Mouthpiece: can be mullen, raised port, or linked.  A port offers tongue relief and the higher port, the greater the pressure on the roof of the mouth and also the greater the fulcrum putting pressure on the bars

Gag : The gag action uses more leverage to control speed and the effect is not only slowing but raises the horses head.  Best used with two reins.  The most severe.  Like a Pelham, when over-relied upon to slow the horse down, a gag bit can affect the horse’s jump , preventing the horse from jumping “through” and dropping hind legs early.

Jointed Gag: gag cheekpieces run through the rings of the bit putting pressure on the poll when the reins are used.

Elevator Bit: snaffle mouthpiece and  shanks or rings more like the curb shanks that increase leverage.
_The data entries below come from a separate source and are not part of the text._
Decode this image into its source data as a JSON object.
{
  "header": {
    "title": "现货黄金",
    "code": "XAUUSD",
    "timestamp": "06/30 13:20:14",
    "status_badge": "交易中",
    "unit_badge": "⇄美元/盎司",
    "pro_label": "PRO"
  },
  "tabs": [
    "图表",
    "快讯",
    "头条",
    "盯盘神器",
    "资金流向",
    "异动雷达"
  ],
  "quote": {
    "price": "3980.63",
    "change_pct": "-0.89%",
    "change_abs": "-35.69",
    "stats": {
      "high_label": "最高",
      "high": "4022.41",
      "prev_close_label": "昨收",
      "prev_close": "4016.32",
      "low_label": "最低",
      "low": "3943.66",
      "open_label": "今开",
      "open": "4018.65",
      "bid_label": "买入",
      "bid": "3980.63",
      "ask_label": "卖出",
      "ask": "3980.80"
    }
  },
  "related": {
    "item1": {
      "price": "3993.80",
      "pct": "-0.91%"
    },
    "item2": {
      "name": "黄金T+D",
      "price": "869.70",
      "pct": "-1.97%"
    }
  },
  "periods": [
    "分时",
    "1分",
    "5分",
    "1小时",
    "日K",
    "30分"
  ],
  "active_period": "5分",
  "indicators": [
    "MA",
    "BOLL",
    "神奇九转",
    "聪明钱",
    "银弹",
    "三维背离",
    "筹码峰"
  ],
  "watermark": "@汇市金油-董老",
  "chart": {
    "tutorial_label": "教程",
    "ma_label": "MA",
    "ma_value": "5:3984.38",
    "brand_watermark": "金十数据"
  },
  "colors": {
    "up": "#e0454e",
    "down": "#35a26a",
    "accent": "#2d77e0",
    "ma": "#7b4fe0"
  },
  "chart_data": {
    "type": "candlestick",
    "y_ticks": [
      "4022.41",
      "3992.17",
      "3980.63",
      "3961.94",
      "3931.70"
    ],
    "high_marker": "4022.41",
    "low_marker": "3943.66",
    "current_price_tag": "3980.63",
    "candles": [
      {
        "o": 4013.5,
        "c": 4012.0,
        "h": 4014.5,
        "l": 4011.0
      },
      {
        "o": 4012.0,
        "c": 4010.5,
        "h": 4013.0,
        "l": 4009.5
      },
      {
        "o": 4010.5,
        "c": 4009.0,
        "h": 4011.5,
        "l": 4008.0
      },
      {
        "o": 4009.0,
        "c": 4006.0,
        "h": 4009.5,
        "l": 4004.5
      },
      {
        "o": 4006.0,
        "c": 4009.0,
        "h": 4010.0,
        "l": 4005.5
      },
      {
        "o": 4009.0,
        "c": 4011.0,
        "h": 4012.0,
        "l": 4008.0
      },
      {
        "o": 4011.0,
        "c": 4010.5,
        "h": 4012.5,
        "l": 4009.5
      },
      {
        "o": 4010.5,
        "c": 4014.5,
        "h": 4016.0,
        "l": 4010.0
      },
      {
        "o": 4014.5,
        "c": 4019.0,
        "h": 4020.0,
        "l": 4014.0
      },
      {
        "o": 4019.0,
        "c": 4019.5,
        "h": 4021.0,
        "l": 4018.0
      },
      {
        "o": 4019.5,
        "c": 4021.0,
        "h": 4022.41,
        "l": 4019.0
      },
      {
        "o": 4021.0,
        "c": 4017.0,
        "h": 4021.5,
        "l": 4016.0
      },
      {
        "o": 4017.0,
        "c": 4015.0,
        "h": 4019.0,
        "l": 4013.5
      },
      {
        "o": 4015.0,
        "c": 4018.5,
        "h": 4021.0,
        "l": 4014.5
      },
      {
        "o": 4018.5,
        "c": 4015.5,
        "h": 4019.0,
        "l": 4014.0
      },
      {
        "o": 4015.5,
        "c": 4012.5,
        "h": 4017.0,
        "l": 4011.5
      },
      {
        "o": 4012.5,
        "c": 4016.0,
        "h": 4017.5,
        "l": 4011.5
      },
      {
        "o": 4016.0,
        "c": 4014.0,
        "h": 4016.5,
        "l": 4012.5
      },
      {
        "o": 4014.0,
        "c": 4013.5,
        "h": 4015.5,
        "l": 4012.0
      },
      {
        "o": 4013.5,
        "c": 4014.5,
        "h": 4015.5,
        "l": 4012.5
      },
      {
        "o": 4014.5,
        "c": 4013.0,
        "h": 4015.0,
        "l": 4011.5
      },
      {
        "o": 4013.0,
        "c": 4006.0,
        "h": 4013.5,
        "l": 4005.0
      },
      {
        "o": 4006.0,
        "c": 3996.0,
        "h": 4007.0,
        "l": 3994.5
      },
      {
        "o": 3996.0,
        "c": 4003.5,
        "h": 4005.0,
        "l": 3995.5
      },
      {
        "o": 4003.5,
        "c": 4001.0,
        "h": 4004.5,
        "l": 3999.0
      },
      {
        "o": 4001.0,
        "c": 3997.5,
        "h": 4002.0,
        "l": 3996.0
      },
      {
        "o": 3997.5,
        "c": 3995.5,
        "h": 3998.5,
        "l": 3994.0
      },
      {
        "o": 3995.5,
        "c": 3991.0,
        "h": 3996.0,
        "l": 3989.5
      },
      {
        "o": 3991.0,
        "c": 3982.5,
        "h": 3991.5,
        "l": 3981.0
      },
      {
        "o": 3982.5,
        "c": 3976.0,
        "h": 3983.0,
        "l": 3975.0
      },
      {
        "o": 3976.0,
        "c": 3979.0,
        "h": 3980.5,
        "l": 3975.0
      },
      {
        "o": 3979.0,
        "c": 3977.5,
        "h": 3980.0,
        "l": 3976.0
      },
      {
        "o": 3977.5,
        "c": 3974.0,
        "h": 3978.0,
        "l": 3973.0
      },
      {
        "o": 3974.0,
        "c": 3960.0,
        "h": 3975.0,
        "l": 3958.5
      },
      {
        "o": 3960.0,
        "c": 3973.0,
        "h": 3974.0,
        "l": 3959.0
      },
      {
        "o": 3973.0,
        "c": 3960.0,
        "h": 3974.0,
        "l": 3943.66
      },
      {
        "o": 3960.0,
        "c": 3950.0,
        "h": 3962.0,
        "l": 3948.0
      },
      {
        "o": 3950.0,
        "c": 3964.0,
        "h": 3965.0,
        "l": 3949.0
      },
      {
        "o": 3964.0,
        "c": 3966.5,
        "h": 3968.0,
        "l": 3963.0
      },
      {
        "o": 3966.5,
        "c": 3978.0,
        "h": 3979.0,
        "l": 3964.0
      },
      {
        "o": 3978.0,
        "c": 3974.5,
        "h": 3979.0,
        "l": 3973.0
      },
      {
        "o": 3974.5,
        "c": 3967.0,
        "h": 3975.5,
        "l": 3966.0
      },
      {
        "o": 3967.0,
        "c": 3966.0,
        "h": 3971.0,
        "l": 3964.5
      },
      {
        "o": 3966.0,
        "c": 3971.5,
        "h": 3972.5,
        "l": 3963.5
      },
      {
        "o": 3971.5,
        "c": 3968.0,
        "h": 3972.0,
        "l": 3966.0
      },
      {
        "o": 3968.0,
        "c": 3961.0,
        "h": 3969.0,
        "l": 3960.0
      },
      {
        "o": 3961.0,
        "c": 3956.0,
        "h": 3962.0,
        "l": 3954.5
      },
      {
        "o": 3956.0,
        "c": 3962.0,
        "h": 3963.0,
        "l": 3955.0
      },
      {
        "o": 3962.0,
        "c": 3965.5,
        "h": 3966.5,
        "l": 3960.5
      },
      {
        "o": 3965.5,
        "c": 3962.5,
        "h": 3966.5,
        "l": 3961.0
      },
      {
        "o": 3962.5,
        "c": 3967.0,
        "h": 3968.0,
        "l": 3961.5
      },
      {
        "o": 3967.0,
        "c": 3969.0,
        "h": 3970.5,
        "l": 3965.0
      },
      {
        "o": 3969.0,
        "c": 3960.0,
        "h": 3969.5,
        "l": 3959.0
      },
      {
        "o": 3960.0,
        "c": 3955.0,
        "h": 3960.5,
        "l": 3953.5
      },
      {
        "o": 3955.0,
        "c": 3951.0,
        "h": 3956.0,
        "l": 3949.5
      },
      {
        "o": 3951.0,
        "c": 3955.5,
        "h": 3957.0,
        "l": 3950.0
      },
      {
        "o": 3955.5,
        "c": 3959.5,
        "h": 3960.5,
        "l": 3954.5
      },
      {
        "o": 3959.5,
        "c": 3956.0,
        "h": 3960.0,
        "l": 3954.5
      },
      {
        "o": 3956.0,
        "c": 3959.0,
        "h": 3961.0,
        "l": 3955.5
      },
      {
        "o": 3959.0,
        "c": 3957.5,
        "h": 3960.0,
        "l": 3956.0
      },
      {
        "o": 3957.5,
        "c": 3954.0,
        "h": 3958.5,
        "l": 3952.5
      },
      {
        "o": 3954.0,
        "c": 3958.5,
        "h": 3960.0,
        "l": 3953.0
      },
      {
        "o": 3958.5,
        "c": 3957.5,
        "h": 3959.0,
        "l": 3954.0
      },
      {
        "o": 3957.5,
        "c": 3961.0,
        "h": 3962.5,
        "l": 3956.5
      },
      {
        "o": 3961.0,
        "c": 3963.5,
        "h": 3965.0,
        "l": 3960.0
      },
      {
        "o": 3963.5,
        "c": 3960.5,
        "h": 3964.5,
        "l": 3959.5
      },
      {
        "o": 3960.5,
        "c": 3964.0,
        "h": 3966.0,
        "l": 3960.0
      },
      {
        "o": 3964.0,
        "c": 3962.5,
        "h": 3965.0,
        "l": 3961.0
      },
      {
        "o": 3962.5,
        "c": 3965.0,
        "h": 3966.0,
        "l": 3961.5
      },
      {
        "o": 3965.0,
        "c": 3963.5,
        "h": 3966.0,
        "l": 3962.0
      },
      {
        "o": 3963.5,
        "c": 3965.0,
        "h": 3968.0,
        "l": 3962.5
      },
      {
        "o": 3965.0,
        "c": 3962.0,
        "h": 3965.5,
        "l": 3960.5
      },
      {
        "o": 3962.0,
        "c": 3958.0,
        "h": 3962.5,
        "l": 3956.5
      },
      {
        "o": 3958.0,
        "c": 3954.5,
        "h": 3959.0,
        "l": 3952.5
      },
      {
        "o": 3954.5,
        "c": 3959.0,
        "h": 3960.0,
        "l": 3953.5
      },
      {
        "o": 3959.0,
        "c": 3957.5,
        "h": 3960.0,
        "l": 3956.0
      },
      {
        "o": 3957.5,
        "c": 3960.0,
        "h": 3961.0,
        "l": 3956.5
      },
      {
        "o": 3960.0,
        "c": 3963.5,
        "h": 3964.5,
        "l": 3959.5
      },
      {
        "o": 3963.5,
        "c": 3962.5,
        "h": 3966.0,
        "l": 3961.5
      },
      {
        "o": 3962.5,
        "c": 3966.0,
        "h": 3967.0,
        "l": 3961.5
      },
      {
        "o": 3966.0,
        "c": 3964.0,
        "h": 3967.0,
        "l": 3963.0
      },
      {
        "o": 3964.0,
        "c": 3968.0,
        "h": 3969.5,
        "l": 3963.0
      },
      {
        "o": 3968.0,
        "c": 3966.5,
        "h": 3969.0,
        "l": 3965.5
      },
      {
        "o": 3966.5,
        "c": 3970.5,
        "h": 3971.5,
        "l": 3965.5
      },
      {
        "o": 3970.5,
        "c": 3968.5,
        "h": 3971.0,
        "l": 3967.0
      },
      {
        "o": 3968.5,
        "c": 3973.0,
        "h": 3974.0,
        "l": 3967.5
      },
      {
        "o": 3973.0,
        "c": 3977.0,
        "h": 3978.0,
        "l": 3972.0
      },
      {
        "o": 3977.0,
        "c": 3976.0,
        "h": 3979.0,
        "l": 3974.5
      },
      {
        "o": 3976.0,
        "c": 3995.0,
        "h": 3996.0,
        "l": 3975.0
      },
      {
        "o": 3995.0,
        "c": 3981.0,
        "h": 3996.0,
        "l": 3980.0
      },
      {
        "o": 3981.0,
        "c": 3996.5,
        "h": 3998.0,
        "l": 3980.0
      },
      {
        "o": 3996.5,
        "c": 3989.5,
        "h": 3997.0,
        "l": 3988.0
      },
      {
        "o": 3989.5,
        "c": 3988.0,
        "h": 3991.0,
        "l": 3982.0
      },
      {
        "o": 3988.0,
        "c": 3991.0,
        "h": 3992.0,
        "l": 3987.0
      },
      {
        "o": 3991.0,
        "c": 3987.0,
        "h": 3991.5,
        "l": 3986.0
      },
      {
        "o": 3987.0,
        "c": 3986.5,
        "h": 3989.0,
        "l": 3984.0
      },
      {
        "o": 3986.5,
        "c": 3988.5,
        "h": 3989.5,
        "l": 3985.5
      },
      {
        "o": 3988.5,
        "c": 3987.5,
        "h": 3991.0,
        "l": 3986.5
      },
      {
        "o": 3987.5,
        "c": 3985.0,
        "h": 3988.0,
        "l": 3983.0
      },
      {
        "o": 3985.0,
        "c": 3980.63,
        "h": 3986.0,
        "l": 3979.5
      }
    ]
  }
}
Dutch Gag: more rings, standard mouthpiece.  Dutch Gag uses rein pressure to lift mouthpiece upward

 

Myler Bits: Designed with a fixed link to allow some hinge at the center of the bit but prevent the nutcracker effect but allows twisting of the bit.  Also contoured mouthpiece to allow tongue relief for comfort and better breathing.  And the mouthpiece has small copper bars to promote salivating for a softer mouth. Myler designs bits for different levels and several at each level.  Each traditional snaffle as a Myler counterpart.


Hackamore: No bit but work on the horse’s nose, chin and muzzle.  Permitted in show jumping and cross-country.  The noseband rests on or slightly above the point where the nasal bone ends and the cartilage begins.  If too low, it irritates nostrils and muzzle and may cause head-tossing.  Used with or without shanks.  The shanks apply more leverage, similar to curb, but apply pressure to nose and curb groove but not to the mouth.  Like curbs, they encourage flexion at poll, but not as effective for turning.  A pull on the reins will direct shank into side of the horse’s face.